C’è un doppio movimento nei processi che investono lo spazio urbano contemporaneo: una generale metropolizzazione dei territori, a diversi gradi di intensità, e una forte condensazione urbana delle contraddizioni e dei conflitti sociali. La metropoli è al tempo stesso urbana e sociale senza una gerarchia consolidata tra i due termini e nemmeno determinazioni univoche. È urbana perché sociale e viceversa. Da questo angolo di visuale la messa a valore della gentrificazione, della studentificazione, della turisticizzazione delle città passa attraverso le relazioni che si instaurano tra lo spazio dei flussi finanziari, delle merci, della comunicazione e lo spazio dei luoghi della produzione e della riproduzione sociale. In questa situazione la domanda spontanea che sorge, di potrebbe dire d’obbligo, è semplice: come ci si sottrae e ci si oppone a questa valorizzazione capitalistica dello spazio urbano? La risposta non è altrettanto semplice e richiederebbe una riflessione collettiva. Intanto alcune suggestioni si possono proporre.
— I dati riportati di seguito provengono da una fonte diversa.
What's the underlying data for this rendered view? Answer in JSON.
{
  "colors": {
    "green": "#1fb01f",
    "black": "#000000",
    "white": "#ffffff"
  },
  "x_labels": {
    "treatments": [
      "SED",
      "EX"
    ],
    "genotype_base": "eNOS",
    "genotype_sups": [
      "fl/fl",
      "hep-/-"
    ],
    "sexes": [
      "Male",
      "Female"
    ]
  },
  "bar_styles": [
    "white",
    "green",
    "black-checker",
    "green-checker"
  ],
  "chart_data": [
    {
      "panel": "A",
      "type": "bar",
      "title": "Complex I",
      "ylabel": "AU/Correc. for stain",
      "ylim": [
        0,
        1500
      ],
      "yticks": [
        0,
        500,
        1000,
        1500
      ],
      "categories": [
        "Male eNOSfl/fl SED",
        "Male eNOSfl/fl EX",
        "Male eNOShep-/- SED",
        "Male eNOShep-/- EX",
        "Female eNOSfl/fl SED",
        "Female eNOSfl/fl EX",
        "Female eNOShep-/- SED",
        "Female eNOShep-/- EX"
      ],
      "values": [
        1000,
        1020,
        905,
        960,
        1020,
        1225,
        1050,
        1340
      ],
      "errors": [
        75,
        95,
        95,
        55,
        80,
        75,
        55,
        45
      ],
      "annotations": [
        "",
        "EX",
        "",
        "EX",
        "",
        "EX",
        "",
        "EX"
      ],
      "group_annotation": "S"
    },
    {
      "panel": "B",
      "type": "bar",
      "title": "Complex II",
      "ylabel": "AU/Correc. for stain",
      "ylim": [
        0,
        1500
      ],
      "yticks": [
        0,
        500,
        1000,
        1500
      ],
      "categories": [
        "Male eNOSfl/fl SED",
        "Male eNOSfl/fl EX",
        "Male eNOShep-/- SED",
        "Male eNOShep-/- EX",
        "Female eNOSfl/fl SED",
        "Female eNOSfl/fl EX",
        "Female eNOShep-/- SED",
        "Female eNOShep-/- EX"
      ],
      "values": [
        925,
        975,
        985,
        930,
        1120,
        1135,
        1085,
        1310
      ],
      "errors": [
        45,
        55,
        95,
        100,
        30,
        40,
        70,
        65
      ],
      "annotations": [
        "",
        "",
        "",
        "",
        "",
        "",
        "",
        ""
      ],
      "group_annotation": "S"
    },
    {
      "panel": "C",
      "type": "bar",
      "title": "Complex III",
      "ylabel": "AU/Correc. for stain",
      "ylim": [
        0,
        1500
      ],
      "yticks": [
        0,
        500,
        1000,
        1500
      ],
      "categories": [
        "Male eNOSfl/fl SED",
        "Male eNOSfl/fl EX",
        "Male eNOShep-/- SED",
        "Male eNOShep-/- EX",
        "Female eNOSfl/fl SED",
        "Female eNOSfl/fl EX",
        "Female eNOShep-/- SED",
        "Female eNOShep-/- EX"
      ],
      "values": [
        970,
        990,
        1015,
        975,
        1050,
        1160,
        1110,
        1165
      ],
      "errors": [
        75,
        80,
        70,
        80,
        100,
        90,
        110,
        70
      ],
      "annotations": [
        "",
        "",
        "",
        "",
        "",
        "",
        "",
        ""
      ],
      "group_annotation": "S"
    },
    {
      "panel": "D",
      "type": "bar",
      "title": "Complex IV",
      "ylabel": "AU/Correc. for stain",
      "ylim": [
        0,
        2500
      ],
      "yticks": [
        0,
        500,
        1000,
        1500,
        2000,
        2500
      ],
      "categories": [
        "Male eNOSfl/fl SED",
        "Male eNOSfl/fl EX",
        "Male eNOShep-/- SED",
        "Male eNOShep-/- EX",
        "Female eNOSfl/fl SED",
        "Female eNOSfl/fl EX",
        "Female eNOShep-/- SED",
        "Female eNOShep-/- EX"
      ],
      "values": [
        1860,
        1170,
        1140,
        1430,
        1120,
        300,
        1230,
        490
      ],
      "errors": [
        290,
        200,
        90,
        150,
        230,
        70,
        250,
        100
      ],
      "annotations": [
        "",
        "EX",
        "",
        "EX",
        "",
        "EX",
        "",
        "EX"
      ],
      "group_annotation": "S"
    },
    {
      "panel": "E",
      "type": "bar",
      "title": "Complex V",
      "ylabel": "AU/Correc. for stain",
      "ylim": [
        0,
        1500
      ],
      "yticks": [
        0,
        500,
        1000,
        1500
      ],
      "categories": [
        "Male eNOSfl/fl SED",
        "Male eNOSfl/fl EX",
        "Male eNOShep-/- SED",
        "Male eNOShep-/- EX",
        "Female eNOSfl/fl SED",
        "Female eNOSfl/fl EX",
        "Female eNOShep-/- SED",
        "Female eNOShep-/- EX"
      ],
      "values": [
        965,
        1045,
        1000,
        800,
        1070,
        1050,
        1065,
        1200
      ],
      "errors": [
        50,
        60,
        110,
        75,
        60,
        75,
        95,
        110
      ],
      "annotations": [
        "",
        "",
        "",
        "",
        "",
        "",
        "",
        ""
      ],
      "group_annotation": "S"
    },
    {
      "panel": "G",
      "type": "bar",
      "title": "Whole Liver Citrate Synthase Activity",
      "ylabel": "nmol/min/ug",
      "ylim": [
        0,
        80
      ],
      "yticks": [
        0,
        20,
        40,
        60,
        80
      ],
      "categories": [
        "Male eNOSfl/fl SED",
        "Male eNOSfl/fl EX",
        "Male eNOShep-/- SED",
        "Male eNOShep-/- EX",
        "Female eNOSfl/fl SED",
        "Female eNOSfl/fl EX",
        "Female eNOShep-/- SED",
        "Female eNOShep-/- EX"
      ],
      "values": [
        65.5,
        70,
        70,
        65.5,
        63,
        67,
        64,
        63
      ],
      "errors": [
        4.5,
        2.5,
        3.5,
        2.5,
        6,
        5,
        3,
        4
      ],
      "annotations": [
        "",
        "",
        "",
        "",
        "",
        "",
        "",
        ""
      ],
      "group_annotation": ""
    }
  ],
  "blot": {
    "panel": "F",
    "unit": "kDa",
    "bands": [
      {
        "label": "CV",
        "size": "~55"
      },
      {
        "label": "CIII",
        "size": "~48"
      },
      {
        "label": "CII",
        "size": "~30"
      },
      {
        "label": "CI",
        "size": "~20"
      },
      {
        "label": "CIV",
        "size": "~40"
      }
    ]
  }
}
Sottrarre spazi, luoghi e flussi alla riproduzione sociale cercando di attivare delle pratiche contro-egemoniche ha un senso se si connettono a un processo di politicizzazione allargata. Attestarsi sul duplice terreno della resistenza/resilienza di fronte allo strapotere dei rapporti capitalistici spesso è inevitabile. Necessario, ma con ogni probabilità non sufficiente. Aprire percorsi per costruire a livello urbano e metropolitano degli hub politico-sociali, intesi come scambiatori di pratiche e di esperienze locali e transnazionali, come luoghi in cui si politicizza il sociale e si socializza il politico senza vedere soluzioni di continuità tra i due momenti, assumendo l’autonomia e il conflitto come elementi di trasformazione potrebbe essere, certamente non la soluzione, ma un passo in avanti nell’inventare il presente dentro e contro ed anche oltre la metropoli.